Sunday, September 30, 2007

Jessica Recommends The Phoenix Guards

It’s time for another edition of

Jessica Recommends a Book!

You probably won't like Steven Brust's The Phoenix Guards. I say that with some confidence, not because I dislike it myself, but because, statistically speaking, 9 of 11 people I’ve lent it to have returned it unfinished. Nevertheless, it is one of my favorites. Consider the following note about the geography around the Imperial Palace:
“At any rate, the aforementioned Vallista reign saw, in addition to the construction of the Imperial Palace, the creation for the first time of forts and fortresses (the distinction, certain comments by the Lord of Snails notwithstanding, having nothing whatsoever to do with the presence of breastworks, nor the size of buttresses) along what was then the Eastern border. The construction of the Great Houses around the Imperial Palace did not begin until the Second Cycle, with the reign of Kieron the Younger, of the House of the Dragon. He ordered the building of the Great House of the Phoenix, opposite the Palace, as a tribute to Empress Zerika II, or possibly as a bribe to persuade her to relinquish the throne – history is unclear on this.”The Phoenix Guards, page 30.

If your eyes glazed over, believe me, you’re not alone. But if this lecture about the architectural history of a fictional palace complex made you smirk, well....

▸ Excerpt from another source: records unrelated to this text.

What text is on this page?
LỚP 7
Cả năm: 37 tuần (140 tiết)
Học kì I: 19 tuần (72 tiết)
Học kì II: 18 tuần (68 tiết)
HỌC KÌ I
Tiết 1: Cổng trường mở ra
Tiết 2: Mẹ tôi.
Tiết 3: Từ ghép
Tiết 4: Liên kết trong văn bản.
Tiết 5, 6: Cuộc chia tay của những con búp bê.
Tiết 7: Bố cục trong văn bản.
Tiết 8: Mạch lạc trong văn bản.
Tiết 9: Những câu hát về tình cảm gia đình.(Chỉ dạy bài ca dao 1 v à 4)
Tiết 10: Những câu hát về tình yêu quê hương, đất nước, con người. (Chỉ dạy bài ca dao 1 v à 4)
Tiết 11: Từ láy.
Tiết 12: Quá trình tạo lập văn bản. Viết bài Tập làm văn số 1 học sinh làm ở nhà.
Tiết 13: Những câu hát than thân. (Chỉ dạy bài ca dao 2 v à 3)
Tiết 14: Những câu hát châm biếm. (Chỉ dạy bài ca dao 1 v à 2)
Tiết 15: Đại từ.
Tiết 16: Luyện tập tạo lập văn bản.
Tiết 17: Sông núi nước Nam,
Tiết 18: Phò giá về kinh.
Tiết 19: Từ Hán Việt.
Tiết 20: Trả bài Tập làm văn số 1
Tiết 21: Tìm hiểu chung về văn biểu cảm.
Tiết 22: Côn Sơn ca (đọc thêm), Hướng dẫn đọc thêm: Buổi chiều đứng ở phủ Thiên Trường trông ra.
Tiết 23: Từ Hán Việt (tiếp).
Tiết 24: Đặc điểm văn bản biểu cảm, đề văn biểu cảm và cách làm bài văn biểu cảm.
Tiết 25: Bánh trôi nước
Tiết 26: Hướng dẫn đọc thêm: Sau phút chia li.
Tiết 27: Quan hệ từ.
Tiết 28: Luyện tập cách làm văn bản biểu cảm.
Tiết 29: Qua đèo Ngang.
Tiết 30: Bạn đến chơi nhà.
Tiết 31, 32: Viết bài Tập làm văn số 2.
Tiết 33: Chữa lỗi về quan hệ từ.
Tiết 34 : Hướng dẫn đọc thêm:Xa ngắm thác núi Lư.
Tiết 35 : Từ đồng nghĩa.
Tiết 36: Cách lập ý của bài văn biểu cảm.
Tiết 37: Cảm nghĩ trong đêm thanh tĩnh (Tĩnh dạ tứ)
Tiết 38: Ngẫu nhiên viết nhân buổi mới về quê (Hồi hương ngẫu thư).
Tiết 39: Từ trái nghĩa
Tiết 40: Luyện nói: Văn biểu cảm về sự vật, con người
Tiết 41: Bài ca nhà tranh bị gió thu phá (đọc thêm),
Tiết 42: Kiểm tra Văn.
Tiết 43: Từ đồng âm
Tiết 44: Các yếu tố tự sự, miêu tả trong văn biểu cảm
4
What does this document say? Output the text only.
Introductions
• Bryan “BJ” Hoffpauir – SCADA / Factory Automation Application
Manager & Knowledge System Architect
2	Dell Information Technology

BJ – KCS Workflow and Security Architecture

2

At its core, this is a deadpan parody of The Three Musketeers. Not just the absurdities of manners and customs exhibited in the book, but also the persistent quality of narrative voice in nineteenth century romances, where the narrator’s character is just as apparent as those he pontificates about. And the narrator does pontificate. He expounds endlessly and inventively about the history of places and people and regional cuisine our heroes encounter in their adventures, often spending more time discussing the history of the inn than the ambush our heroes actually thwart at the inn.

That is not to say the characters are in any way lacking. Our heroes are delightful re-imaginings of the classic four Musketeers, recognizable in archetype but with their own flavor. For example, one of the four appears as a woman. But rather than take the easy route, with the woman in the place of the foppish schemer Aramis, Tazendra takes the role of the brash warrior Porthos, always a step behind in the planning but taking the lead in battle. The other three, Khaavren, Aerich, and Pel, each have their own charms.

Oh, and did I mention the swashbuckling? Because they have rather a lot of that. There are epic duels, invading armies, love, rivalry, revenge… What more could you ask for?